Les années 2010 ont marqué l’arrivée du premier président milliardaire américain – et s’il est trop tôt pour prédire ce que la prochaine décennie nous réserve, il est probable que les milliardaires continueront à manier leur richesse pour se présenter aux élections et acquérir du pouvoir politique. Voici une liste des milliardaires actuels et anciens qui sont entrés en politique au cours de la dernière décennie, classés par ordre de valeur nette :
- Michael Bloomberg
- Suleiman Kerimov
- Silvio Berlusconi
- Terry Gou
- Manuel Villar
- Savitri Jindal
- Olivier Dassault
- Magdalena Martullo-Blocher
- Andrei Skoch
- Bidzina Ivanishvili
- Andrei Guriev
- Jeff Greene
- Meg Whitman
- Andrej Babiš
- J.B. Pritzker
- Alexander Skorobogatko
- Donald Trump
- Sebastián Piñera
- John Catsimatidis
- Najib Mikati
- Vadim Moshkovich
- Mohammed Dewji
- Bill Haslam
- Clive Palmer
- Binod Chaudhary
- Thomas Steyer
- Jim Justice, II
- Anatoly Lomakin
- Farkhad Akhmedov
- Andrei Molchanov
- Chung Mong-Joon
- Ihor Kolomoyskyy
- Hary Tanoesoedibjo
- Anciens milliardaires:
- Saad Hariri
- Frank Stronach
- Dmitry Ananyev
- Petro Porochenko
- Sergei Petrov
Michael Bloomberg
Valeur nette : 56,1 milliards de dollars
Source de la richesse : Bloomberg LP
Position : Maire de la ville de New York (2002-13)
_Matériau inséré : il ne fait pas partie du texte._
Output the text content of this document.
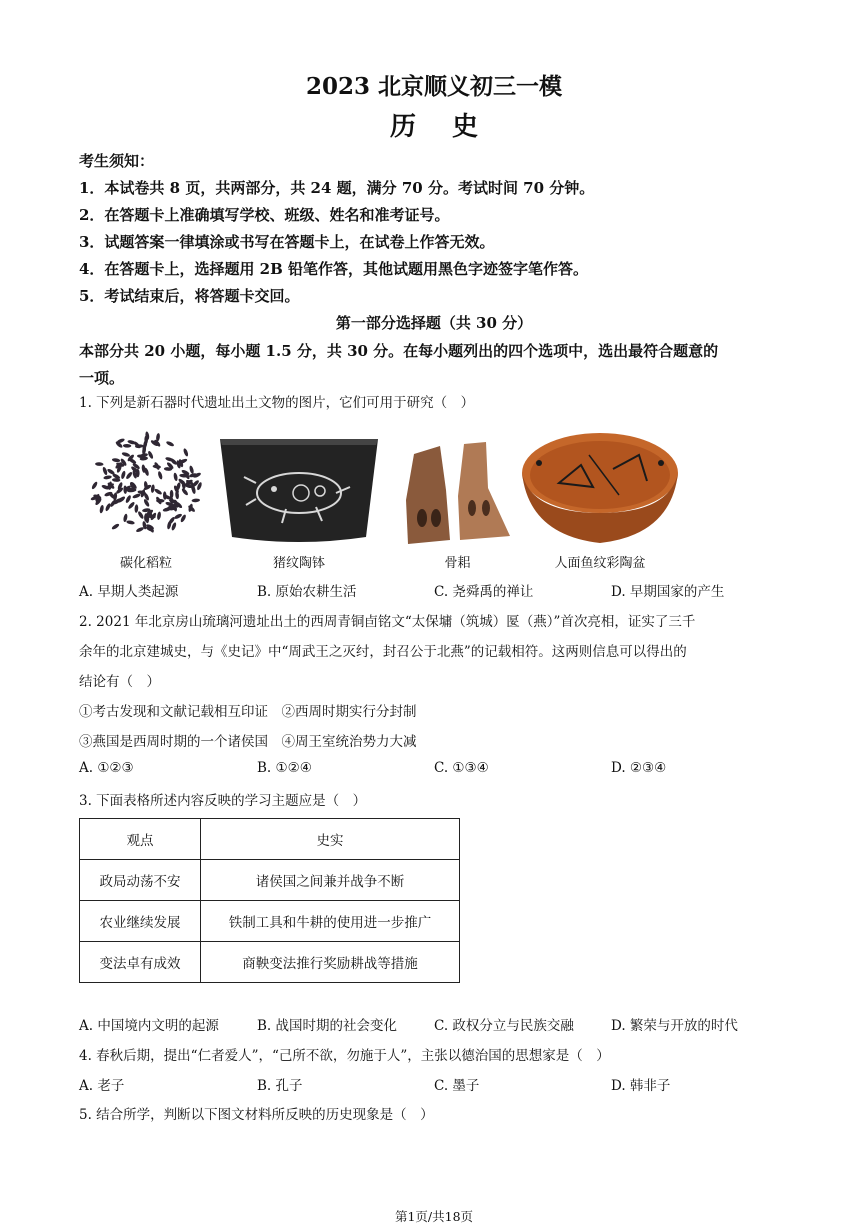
2023 北京顺义初三一模
历史
考生须知：
1．本试卷共 8 页，共两部分，共 24 题，满分 70 分。考试时间 70 分钟。
2．在答题卡上准确填写学校、班级、姓名和准考证号。
3．试题答案一律填涂或书写在答题卡上，在试卷上作答无效。
4．在答题卡上，选择题用 2B 铅笔作答，其他试题用黑色字迹签字笔作答。
5．考试结束后，将答题卡交回。
第一部分选择题（共 30 分）
本部分共 20 小题，每小题 1.5 分，共 30 分。在每小题列出的四个选项中，选出最符合题意的
一项。
1. 下列是新石器时代遗址出土文物的图片，它们可用于研究（　）
碳化稻粒	猪纹陶钵	骨耜	人面鱼纹彩陶盆
A. 早期人类起源	B. 原始农耕生活	C. 尧舜禹的禅让	D. 早期国家的产生
2. 2021 年北京房山琉璃河遗址出土的西周青铜卣铭文“太保墉（筑城）匽（燕）”首次亮相，证实了三千
余年的北京建城史，与《史记》中“周武王之灭纣，封召公于北燕”的记载相符。这两则信息可以得出的
结论有（　）
①考古发现和文献记载相互印证　②西周时期实行分封制
③燕国是西周时期的一个诸侯国　④周王室统治势力大减
A. ①②③	B. ①②④	C. ①③④	D. ②③④
3. 下面表格所述内容反映的学习主题应是（　）
观点	史实
政局动荡不安	诸侯国之间兼并战争不断
农业继续发展	铁制工具和牛耕的使用进一步推广
变法卓有成效	商鞅变法推行奖励耕战等措施
A. 中国境内文明的起源	B. 战国时期的社会变化	C. 政权分立与民族交融	D. 繁荣与开放的时代
4. 春秋后期，提出“仁者爱人”，“己所不欲，勿施于人”，主张以德治国的思想家是（　）
A. 老子	B. 孔子	C. 墨子	D. 韩非子
5. 结合所学，判断以下图文材料所反映的历史现象是（　）
第1页/共18页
Candidat à la candidature : Président des États-Unis (2020)
Suleiman Kerimov
Valeur nette : 9,7 milliards de dollars
Source de la richesse : investissements
Position : Membre de la Douma d’État russe (1999-2007) ; membre du Conseil de la Fédération russe (depuis 2008)
Silvio Berlusconi
Valeur nette : 7,2 milliards de dollars
Source de la richesse : médias
Position : Premier ministre de l’Italie (1994-95, 2001-06, 2008-11) ; membre de la Chambre des députés italienne (1994-2013) ; sénateur de l’Italie (2013) ; membre du Parlement européen (depuis 2019)
Terry Gou
Valeur nette : 7,1 milliards de dollars
Source de la richesse : électronique
Ran pour : Président de Taïwan (2019 ; défaite aux primaires du Kuomintang)
Manuel Villar
Valeur nette : 6,7 milliards de dollars
Source de la richesse : immobilier
Position : Sénateur des Philippines (2001-13) ; président de la Chambre des représentants des Philippines (1998-2000) ; membre de la Chambre des représentants des Philippines (1992-2001)
Candidat : Présidente des Philippines (2010 ; défaite aux élections générales)
Savitri Jindal
Valeur nette : 6,5 milliards de dollars
Source de la richesse : acier
Position : Membre de l’Assemblée législative de l’Haryana, Inde (2005-14)
Olivier Dassault
Valeur nette : 6,3 milliards de dollars
Source de la richesse : diversifiée
Position : Députée à l’Assemblée nationale française (depuis 2002)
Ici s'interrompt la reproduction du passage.